I saw recurrent references to the C:\Users\[username]\Appdata\Local\Temp\WPDNSE folder.  For username Ray, mine had nothing in it.  Evidently they came to that folder because its name was appearing in an error message.  I wasn't getting that.  The general idea seemed to be that one user might somehow be linked to another user at that folder.  That was interesting.  I looked into the possibility that this "shared folder" problem might be due to the existence of an unnecessary user account.  As described in another post, I pruned out some extraneous user accounts.  But that did not resolve this problem.

Over time, the problem appeared less frequently.  It seemed that there might have been an ownership or sharing event, occurring at one time, that became less relevant as my folders went through various processes of being renamed, moved, reshared, and so forth.  One post gave me the idea that the problem might be in Windows Explorer > select a folder > right-click > Properties > Sharing tab > Advanced Sharing > Permissions.  At this moment, the only group or user listed there was Everyone.  It seemed that, previously, there might have been additional entries there, for Ray, Administrators, and/or System.  The post made me think that, even though all roads seemed like they should lead to Mecca, the mere presence of multiple people here would confuse Windows.  Maybe the original warning that "This folder is shared with other people" was Windows' way of telling me that it was going to remove the others and leave only Everyone on the list.  I didn't test this; this was just an idea from that post.  At the time when I decided to close this post, it's not so much that the problem had disappeared as that it had become more rare.

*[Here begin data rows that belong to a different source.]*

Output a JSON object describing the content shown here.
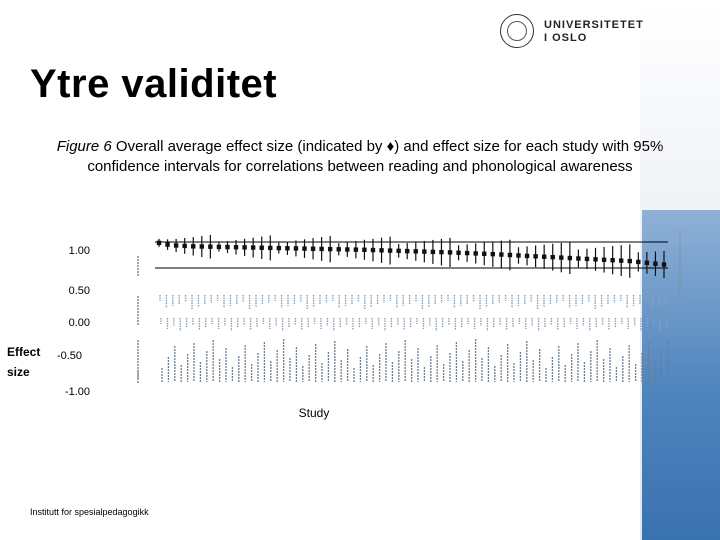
{
  "logo": {
    "line1": "UNIVERSITETET",
    "line2": "I OSLO"
  },
  "slide": {
    "title": "Ytre validitet"
  },
  "caption": {
    "figure_label": "Figure 6",
    "text": " Overall average effect size (indicated by ♦) and effect size for each study with 95% confidence intervals for correlations between reading and phonological awareness"
  },
  "footer": {
    "text": "Institutt for spesialpedagogikk"
  },
  "colors": {
    "band": "#4f84bd",
    "marker": "#111111"
  },
  "chart_data": {
    "type": "scatter",
    "xlabel": "Study",
    "ylabel": "Effect size",
    "y_tick_labels": [
      "1.00",
      "0.50",
      "0.00",
      "-0.50",
      "-1.00"
    ],
    "ylim": [
      -1.0,
      1.0
    ],
    "series": [
      {
        "values": [
          0.99,
          0.97,
          0.96,
          0.955,
          0.95,
          0.948,
          0.946,
          0.944,
          0.942,
          0.94,
          0.938,
          0.936,
          0.934,
          0.932,
          0.93,
          0.928,
          0.926,
          0.924,
          0.922,
          0.92,
          0.918,
          0.916,
          0.914,
          0.912,
          0.91,
          0.907,
          0.904,
          0.901,
          0.898,
          0.895,
          0.892,
          0.889,
          0.886,
          0.883,
          0.88,
          0.876,
          0.872,
          0.868,
          0.864,
          0.86,
          0.855,
          0.85,
          0.845,
          0.84,
          0.835,
          0.83,
          0.825,
          0.82,
          0.815,
          0.81,
          0.805,
          0.8,
          0.795,
          0.79,
          0.785,
          0.78,
          0.77,
          0.76,
          0.75,
          0.74
        ]
      }
    ]
  }
}
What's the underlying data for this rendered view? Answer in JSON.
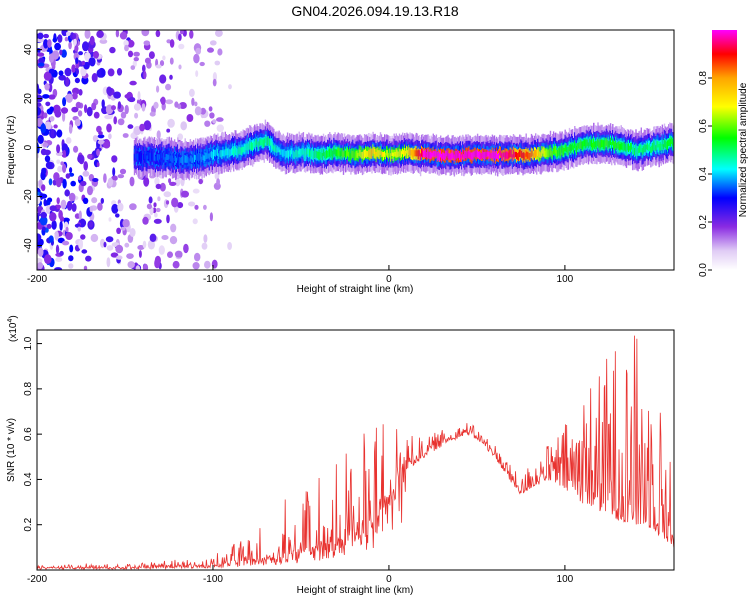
{
  "title": "GN04.2026.094.19.13.R18",
  "chart_data": [
    {
      "type": "heatmap",
      "xlabel": "Height of straight line (km)",
      "ylabel": "Frequency (Hz)",
      "xlim": [
        -200,
        162
      ],
      "ylim": [
        -50,
        48
      ],
      "xticks": [
        -200,
        -100,
        0,
        100
      ],
      "yticks": [
        -40,
        -20,
        0,
        20,
        40
      ],
      "colorbar": {
        "label": "Normalized spectral amplitude",
        "range": [
          0,
          1
        ],
        "ticks": [
          "0.0",
          "0.2",
          "0.4",
          "0.6",
          "0.8"
        ],
        "colormap": [
          "#ffffff",
          "#e6d5f5",
          "#8a2be2",
          "#0000ff",
          "#00ffff",
          "#00ff00",
          "#ffff00",
          "#ffa500",
          "#ff0000",
          "#ff00ff"
        ]
      },
      "ridge": {
        "x": [
          -145,
          -130,
          -115,
          -100,
          -85,
          -70,
          -60,
          -50,
          -40,
          -30,
          -20,
          -10,
          0,
          10,
          20,
          40,
          60,
          80,
          90,
          100,
          110,
          120,
          130,
          140,
          150,
          162
        ],
        "y": [
          -4,
          -4,
          -5,
          -3,
          -1,
          3,
          -3,
          -2,
          -3,
          -2,
          -3,
          -2,
          -3,
          -2,
          -3,
          -3,
          -3,
          -3,
          -2,
          -1,
          1,
          2,
          1,
          -1,
          0,
          2
        ],
        "peak_amplitude": [
          0.3,
          0.35,
          0.35,
          0.4,
          0.45,
          0.5,
          0.4,
          0.45,
          0.5,
          0.55,
          0.6,
          0.75,
          0.65,
          0.7,
          1.0,
          1.0,
          1.0,
          0.85,
          0.6,
          0.55,
          0.55,
          0.55,
          0.55,
          0.5,
          0.5,
          0.55
        ]
      },
      "noise_region": {
        "x_range": [
          -200,
          -90
        ],
        "amplitude": 0.2
      }
    },
    {
      "type": "line",
      "xlabel": "Height of straight line (km)",
      "ylabel": "SNR (10 * v/v)",
      "y_multiplier": "(x10",
      "y_multiplier_exp": "4",
      "y_multiplier_close": ")",
      "xlim": [
        -200,
        162
      ],
      "ylim": [
        0,
        1.06
      ],
      "xticks": [
        -200,
        -100,
        0,
        100
      ],
      "yticks": [
        "0.2",
        "0.4",
        "0.6",
        "0.8",
        "1.0"
      ],
      "series": [
        {
          "color": "#e8322f",
          "envelope_x": [
            -200,
            -150,
            -110,
            -100,
            -90,
            -80,
            -70,
            -60,
            -50,
            -40,
            -30,
            -20,
            -10,
            0,
            10,
            20,
            30,
            40,
            45,
            50,
            60,
            70,
            75,
            80,
            90,
            100,
            110,
            120,
            130,
            140,
            150,
            162
          ],
          "baseline": [
            0.01,
            0.01,
            0.02,
            0.02,
            0.03,
            0.04,
            0.05,
            0.06,
            0.08,
            0.1,
            0.12,
            0.16,
            0.22,
            0.32,
            0.44,
            0.5,
            0.55,
            0.59,
            0.6,
            0.58,
            0.5,
            0.38,
            0.33,
            0.36,
            0.4,
            0.36,
            0.3,
            0.26,
            0.22,
            0.2,
            0.18,
            0.1
          ],
          "peaks": [
            0.02,
            0.03,
            0.05,
            0.06,
            0.1,
            0.18,
            0.25,
            0.32,
            0.4,
            0.48,
            0.55,
            0.62,
            0.68,
            0.72,
            0.6,
            0.58,
            0.62,
            0.64,
            0.66,
            0.62,
            0.56,
            0.46,
            0.4,
            0.48,
            0.55,
            0.65,
            0.82,
            0.9,
            1.05,
            1.06,
            0.95,
            0.4
          ]
        }
      ]
    }
  ]
}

I spoke too soon. The problem came back later. And then it went away again. This is among the reasons cited in a later post on the option of switching to a Windows Explorer replacement for at least some purposes.



Deleting this registry key causes the share enumeration in Explorer to be ignored while creating or renaming a folder."

Don't forget to restart your computer.


Teracopy seems to get past the issue. Integrates with explorer.


Thanks for this - because the standard del command with /y doesn't do the trick.